As he talked to Berger, he sat on the floor next to the bench and kept a watchful eye on Salander. He had taken off her shoes and her trousers so that he could bandage the wound to her hip, and now his hand rested on the trousers that he had dropped on the floor next to the bench. There was something in one of the pockets. He pulled out a Palm Tungsten T3.
He frowned and looked long and hard at the hand-held computer. When he heard the approaching helicopter he stuffed it into the inside pocket of his jacket and then went through all her other pockets. He found another set of keys to the apartment in Mosebacke and a passport in the name of Irene Nesser. He put these swiftly into a side pocket of his laptop case.

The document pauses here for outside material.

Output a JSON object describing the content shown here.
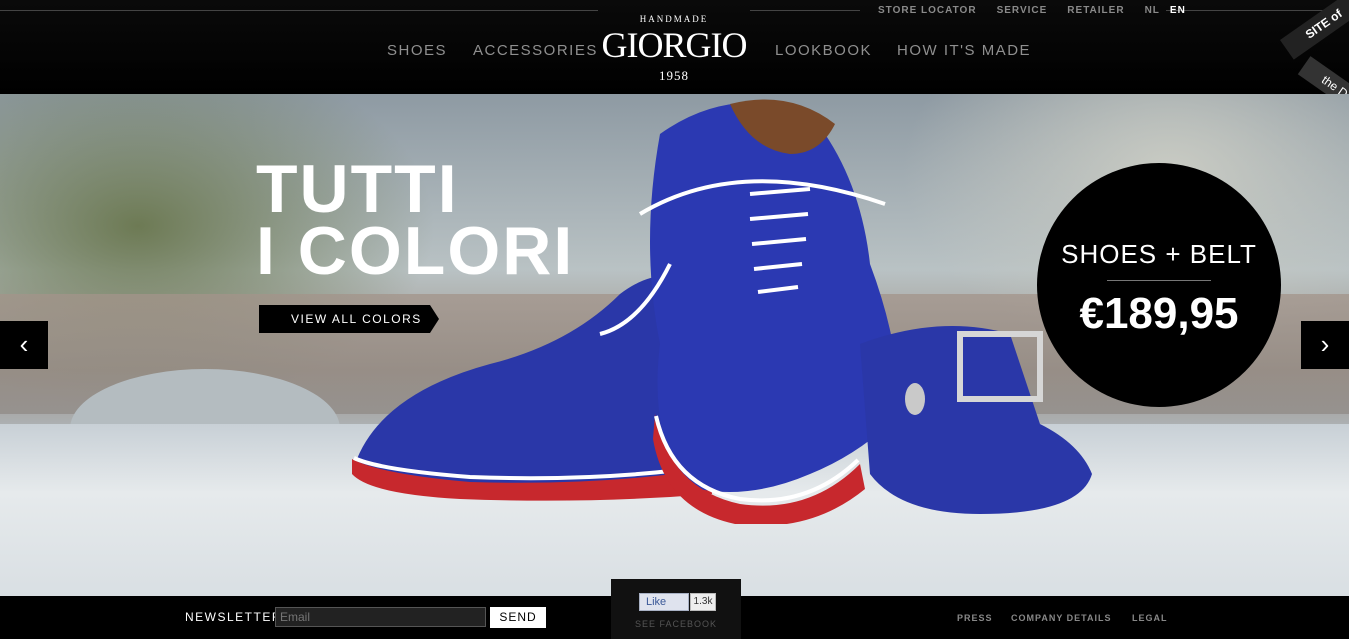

The first patrol car with Torstensson and Ingemarsson from the station in Trollhättan arrived a few minutes after the helicopter landed. Next to arrive was Inspector Paulsson, who took charge immediately. Blomkvist began to explain what had happened. He very soon realized that Paulsson was a pompous, rigid drill sergeant type. He did not seem to take in anything that Blomkvist said. It was when Paulsson arrived that things really started to go awry.
The only thing he seemed capable of grasping was that the badly damaged girl being cared for by the medics on the floor next to the kitchen bench was the triple murderer Lisbeth Salander. And above all it was important that he make the arrest. Three times Paulsson had asked the urgently occupied medical orderly whether the girl could be arrested on the spot. In the end the medic stood up and shouted at Paulsson to keep the bloody hell out of his way.
Paulsson had then turned his attention to the wounded man in the woodshed, and Blomkvist heard the inspector report over his radio that Salander had evidently attempted to kill yet another person.
By now Blomkvist was so infuriated with Paulsson, who had obviously not paid attention to a word he had said, that he yelled at him to call Inspector Bublanski in Stockholm without delay. Blomkvist had even taken out his mobile and offered to dial the number for him, but Paulsson was not interested.
Blomkvist then made two mistakes.
First, he patiently but firmly explained that the man who had committed the murders in Stockholm was Ronald Niedermann, who was built like a heavily armoured robot and suffered from a disease called congenital analgesia, and who at that moment was sitting in a ditch on the road to Nossebro tied to a traffic sign. Blomkvist told Paulsson exactly where Niedermann was to be found, and urged him to send a platoon armed with automatic weapons to pick him up. Paulsson finally asked how Niedermann had come to be in that ditch, and Blomkvist freely admitted that he himself had put him there, and had managed only by holding a gun on him the whole time.